Clinical SARS-CoV-2 Variant Calling scripts for Wouters et al., 2024.
- FASTQ Files For Each CHLA Patient are deposited under NCBI BioProject PRJNA1087511.
Sample ID | Accession |
---|---|
HP28958 | SAMN40446131 |
HP48587 | SAMN40446132 |
HP28956 | SAMN40446133 |
HP28957 | SAMN40446134 |
HP28961 | SAMN40446135 |
HP28960 | SAMN40446136 |
- Merged_PASS_complete_calls.vcf: Merged VCF for all isolates.
- merged_min11074.vcf: Merged VCF for all isolates excluding site 11074.
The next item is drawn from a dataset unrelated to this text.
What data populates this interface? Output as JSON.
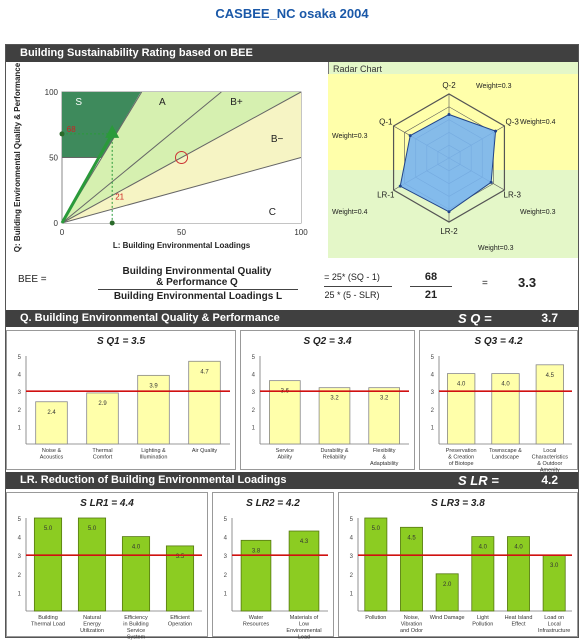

- vcf2pmatrix.py: Scripts for extracting variant call matrix from VCF.
- ratio.py: Scripts for calculating REF allele ratio from call matrix.
- variant_plot.R: Scripts for plotting frequency.
Viral genomic RNA was extracted, sequenced and subject variant calling using as previously described. Briefly, variants were called using the actic-ncov2019 medeka protocol against reference hCoV-19/Wuhan/WIV04/2019 (EPI_ISL_402124). Variants were manually instepcted against BAM files usig Integrated Genomics Viewer (v2.12.3) and Geneious Prime (2023.1.2 Build 2023-04-27). Resulting variant call files (VCFs) were indexed and merged using tabix (v1.17) and bcftools (v1.17). MergedVCFs were filtered for quality (QUAL ≥ 30) and mono-allelic variant calls. Allele frequency was calculated as the abundance of alternate allele reads over reference allele reads using vcf2pmatrix.py
and ratio.py
. A bi-allelic tandem repeat insertion variant at position 11,074 CT/CCT,C was removed due to visualization constraints and can be viewed in the: Merged_PASS_complete_calls.vcf. Variants were visualized using custom scripts and the pheatmap package (v1.0.12).